Ship owners seeking to limit liability in India have traditionally encountered many legal uncertainties and obscurities. The ruling pronounced by the Bombay High Court in the case of Murmansk Shipping Company v/s Adani Power Rajasthan Ltd (decided on 8 January 2015) sheds much clarity and light on this issue. The Court in this case was called upon by a Russian vessel owner to inter alia determine whether it was entitled to constitute a limitation fund and if so whether the enhanced limits of the 1996 Protocol would be applicable.

The Indian Courts have, for the first time, judicially endorsed the right of a ship owner to limit liability by constituting a limitation fund in India under the 1976 Convention on Limitation of Liability ("Convention") as enacted, (albeit, with significant modifications and omissions), in Part XA of the Indian Merchant Shipping Act, 1958 ("Act"), in 2002.

A Russian flagged vessel MV Yuriy Arshenevskiy carrying project cargo encountered a typhoon enroute from Tianjin to Mundra and Mumbai leading to loss/damage to cargo carried on board the vessel. Upon discharge of the cargo at Mundra, the vessel was arrested by several claimants and security was posted for her release. The ship owner, apprehending the arrest of its vessel by cargo claimants, on the same date as the first arrest was filed, applied to the Bombay High Court to constitute a limitation fund in accordance with the limits prescribed by the Convention.

A preliminary objection as to the validity of the limitation action was raised by the Cargo claimants on grounds that no prior legal proceedings had been instituted in the Bombay High Court. According to the claimants, Article 11 of the Convention which deals with the constitution of a fund requires that prior legal proceedings ought to have been issued before the same forum as that of the fund. On that basis, they argued that the limitation action to constitute the fund was premature and wrongful as it was filed in the Bombay High Court before the Claimants had initiated substantive legal proceedings before the same Court.

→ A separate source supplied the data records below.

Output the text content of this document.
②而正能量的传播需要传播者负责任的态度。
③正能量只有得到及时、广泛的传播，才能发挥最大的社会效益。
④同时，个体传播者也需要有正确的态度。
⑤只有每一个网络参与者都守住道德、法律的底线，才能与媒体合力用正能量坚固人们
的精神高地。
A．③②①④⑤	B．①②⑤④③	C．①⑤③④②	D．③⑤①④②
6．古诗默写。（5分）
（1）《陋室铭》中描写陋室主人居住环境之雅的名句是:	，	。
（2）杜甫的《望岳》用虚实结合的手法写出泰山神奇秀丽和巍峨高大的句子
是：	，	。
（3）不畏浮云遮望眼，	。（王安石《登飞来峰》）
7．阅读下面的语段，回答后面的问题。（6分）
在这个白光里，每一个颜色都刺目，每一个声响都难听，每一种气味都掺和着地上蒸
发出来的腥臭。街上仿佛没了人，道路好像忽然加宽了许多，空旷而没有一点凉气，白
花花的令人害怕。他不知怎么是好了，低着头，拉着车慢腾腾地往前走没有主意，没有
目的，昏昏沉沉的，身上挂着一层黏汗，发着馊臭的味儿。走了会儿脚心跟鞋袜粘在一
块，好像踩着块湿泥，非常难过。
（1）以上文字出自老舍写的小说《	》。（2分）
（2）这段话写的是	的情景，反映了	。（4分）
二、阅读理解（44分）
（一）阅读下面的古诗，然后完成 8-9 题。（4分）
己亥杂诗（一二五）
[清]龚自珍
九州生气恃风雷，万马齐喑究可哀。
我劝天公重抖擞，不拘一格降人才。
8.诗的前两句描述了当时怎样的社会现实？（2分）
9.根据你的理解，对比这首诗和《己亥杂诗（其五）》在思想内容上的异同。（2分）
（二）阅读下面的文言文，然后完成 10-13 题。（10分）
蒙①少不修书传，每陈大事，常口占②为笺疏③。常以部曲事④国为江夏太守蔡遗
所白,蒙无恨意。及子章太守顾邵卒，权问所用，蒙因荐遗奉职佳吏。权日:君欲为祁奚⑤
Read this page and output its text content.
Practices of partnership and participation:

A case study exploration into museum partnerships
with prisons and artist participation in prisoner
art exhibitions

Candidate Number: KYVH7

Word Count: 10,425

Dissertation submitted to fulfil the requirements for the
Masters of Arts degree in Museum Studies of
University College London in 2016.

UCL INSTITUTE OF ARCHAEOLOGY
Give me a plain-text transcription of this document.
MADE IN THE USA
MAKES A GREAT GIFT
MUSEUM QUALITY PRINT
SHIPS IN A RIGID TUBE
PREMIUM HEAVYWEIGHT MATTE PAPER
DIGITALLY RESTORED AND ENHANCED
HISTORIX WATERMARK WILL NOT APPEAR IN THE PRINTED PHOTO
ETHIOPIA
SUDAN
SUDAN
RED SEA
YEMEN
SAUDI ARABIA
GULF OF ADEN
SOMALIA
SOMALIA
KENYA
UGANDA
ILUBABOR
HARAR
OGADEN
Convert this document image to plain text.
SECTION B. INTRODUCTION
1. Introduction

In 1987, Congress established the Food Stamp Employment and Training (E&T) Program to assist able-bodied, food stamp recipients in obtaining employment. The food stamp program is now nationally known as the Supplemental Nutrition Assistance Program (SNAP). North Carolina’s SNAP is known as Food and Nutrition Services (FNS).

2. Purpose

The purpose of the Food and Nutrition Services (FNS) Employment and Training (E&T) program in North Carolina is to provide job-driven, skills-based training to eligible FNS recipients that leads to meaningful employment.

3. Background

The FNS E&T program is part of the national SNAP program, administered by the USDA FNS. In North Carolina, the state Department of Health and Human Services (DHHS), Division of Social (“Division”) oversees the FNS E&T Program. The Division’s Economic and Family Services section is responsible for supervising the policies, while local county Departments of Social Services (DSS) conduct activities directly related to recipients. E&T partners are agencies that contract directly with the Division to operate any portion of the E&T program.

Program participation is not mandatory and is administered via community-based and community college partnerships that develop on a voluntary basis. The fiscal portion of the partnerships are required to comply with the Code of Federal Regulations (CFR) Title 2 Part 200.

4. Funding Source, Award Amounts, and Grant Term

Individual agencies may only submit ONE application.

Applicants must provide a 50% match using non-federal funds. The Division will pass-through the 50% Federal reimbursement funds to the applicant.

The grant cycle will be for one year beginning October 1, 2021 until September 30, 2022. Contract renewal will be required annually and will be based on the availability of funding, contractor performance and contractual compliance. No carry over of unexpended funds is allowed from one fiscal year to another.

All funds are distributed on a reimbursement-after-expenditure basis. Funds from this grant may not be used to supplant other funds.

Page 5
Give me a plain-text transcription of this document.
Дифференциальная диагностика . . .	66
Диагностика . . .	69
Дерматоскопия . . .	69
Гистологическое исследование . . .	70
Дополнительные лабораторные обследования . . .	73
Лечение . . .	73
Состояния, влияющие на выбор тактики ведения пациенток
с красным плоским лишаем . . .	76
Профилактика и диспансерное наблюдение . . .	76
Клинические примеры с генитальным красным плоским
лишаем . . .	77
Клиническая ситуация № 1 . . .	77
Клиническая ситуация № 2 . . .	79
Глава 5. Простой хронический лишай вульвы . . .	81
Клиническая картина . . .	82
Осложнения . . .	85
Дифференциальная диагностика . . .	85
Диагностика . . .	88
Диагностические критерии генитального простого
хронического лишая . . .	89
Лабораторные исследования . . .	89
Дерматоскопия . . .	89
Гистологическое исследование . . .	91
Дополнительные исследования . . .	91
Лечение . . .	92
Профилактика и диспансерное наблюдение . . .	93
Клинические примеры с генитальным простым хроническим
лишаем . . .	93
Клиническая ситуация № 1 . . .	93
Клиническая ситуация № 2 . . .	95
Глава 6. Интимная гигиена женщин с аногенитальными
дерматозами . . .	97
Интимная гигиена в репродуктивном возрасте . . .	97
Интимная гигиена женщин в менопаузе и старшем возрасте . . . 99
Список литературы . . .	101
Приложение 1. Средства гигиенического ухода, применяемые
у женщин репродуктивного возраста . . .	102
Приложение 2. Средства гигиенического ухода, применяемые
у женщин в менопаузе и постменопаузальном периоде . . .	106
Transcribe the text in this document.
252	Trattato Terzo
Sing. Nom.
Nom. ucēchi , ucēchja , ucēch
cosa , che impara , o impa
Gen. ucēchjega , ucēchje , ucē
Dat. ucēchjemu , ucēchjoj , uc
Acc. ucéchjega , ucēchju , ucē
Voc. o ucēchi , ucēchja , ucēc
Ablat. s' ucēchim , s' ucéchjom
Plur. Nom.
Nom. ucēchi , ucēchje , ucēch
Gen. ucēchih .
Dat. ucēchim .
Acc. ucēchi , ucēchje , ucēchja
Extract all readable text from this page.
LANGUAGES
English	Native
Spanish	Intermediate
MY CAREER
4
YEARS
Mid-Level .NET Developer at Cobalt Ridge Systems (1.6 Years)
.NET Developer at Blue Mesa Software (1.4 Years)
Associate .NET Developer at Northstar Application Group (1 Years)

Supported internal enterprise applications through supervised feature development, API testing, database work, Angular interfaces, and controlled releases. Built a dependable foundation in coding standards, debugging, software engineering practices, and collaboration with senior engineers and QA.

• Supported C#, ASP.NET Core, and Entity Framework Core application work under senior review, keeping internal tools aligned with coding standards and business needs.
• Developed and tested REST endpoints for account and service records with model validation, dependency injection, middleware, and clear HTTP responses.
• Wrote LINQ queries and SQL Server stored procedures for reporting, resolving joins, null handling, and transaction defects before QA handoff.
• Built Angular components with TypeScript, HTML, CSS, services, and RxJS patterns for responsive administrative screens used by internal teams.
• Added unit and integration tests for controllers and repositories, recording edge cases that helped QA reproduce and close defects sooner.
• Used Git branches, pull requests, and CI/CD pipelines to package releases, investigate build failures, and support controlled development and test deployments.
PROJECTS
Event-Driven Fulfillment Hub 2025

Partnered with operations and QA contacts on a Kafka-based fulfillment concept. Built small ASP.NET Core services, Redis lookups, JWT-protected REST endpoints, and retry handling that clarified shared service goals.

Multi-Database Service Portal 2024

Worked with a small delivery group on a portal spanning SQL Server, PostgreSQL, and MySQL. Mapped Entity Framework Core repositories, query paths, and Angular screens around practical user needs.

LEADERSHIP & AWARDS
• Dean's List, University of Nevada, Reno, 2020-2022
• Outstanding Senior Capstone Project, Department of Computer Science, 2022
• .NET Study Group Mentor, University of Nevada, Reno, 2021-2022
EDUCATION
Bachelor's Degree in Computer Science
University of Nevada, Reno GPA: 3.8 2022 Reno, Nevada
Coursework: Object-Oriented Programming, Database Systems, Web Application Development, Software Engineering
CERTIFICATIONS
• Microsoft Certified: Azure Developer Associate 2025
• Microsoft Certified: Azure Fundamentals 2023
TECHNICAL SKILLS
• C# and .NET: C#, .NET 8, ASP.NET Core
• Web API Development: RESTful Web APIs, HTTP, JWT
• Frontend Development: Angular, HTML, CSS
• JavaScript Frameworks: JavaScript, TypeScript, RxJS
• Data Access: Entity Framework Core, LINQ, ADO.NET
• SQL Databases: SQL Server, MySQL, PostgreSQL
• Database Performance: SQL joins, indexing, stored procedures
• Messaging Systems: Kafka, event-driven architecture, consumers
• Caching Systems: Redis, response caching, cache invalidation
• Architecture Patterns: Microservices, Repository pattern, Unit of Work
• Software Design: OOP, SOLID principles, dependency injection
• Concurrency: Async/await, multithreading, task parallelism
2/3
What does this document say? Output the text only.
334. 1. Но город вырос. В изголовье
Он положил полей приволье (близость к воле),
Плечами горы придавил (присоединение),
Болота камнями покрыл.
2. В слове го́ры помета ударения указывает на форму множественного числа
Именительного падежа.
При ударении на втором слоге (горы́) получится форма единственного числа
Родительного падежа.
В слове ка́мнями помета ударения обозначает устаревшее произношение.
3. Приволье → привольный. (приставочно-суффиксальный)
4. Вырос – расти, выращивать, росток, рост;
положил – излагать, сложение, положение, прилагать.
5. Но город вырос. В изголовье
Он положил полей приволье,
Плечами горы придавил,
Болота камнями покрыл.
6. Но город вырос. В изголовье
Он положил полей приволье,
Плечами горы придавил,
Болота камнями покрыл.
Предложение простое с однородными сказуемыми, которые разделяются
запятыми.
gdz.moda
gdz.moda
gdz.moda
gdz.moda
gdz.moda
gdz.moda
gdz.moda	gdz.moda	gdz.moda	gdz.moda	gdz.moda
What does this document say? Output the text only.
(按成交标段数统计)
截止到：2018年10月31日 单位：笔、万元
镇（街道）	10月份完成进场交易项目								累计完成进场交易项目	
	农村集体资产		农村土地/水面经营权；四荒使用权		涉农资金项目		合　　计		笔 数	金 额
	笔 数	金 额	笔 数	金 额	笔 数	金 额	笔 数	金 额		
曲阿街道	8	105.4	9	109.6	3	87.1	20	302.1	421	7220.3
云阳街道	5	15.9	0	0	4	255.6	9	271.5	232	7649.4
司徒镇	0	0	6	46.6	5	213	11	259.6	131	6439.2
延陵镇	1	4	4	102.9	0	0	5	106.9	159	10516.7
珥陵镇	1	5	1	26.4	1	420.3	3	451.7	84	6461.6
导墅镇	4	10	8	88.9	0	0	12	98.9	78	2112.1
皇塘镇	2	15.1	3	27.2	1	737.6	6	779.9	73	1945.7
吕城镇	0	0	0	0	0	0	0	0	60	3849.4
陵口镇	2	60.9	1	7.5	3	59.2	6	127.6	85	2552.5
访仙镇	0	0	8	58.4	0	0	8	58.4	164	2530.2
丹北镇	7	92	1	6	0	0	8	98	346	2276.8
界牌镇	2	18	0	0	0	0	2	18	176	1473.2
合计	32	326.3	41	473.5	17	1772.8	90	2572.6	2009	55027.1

The argument did not find favour with the Court. The Judge decided that the wording of Section 352 C (the Indian equivalent of Article 11) was wider than that of Article 11 of the Convention and ruled that Section 352 C did not require prior legal proceedings to be instituted in the same forum in which the ship owner sought to limit liability. The Court further construed the expression "legal proceeding" appearing in Article 11 as well as in Section 352 C to include legal proceedings that may be brought by the party invoking limitation.

In challenging the preliminary objection raised by cargo claimants, the ship owner contended that its right to limit was absolute and unconditional and that it only had to demonstrate that the claim was capable of limitation under Section 352 A of the Act. Section 352 A of the Act corresponds broadly to Article 2 of the Convention. It was undisputed that the claim was capable of limitation, being a claim for loss/damage to property.

The Court was also called to decide whether there was any statutory exception to limitation such as conduct barring limitation as envisaged by Article 4 of the Convention. The Court, after carefully considering the provisions of the Act, concluded that Article 4 of the Convention had not been adopted by the Act. Furthermore, the Court found that there was no equivalent statutory provision in the Act exempting certain categories of claim from limitation such as those listed in Article 3 of the Convention.

The Court rejected cargo claimant's argument that it should read or add Article 4 of the Convention into the Act as this would be tantamount to legislation. It held that the philosophy, aim and object of the Act was to make limitation virtually 'unbreakable'.

The Court also rejected the ship owner's argument that the lower limits of the Convention should be applicable and not the enhanced limits of liability contemplated by the 1996 Protocol due to the lack of any legislation or amendment to the Act giving effect to the increased limits of liability. The Court held that the word "Convention" as defined by the Act expressly included amendments made to it from time to time. The Court held that the 96 Protocol was an amendment to the Convention and was already embraced by the Act.

The limitation action was accordingly decreed and the ship owner got permission to set up a limitation fund. The security which had been posted by the ship owner was ordered to be returned upon deposit of the higher amounts contemplated by the 96 protocol.

The judgment marks a positive and welcome evolution in the law of limitation of liability in India as it strikes a fair and proper balance between the rights of the different stakeholders. Ship owners are now able to limit liability in India, albeit, at the higher amounts contemplated by the 96 Protocol. The party seeking to limit liability has the certainty and comfort of knowing that it cannot be refused the right to limit provided the claim is capable of limitation. Liability claimants, on the other hand, derive the benefit of an increase in the limits of liability.

It is important that the right to limit liability and to constitute a fund can be exercised proactively as soon as a claim is apprehended and that such right is not restricted to a responsive action parasitical to an actual claim being filed in court.

The ruling is expected to put an end to expensive and time consuming litigation in India and provides much wanted clarification on the current state of play in respect of the law on limitation of liability.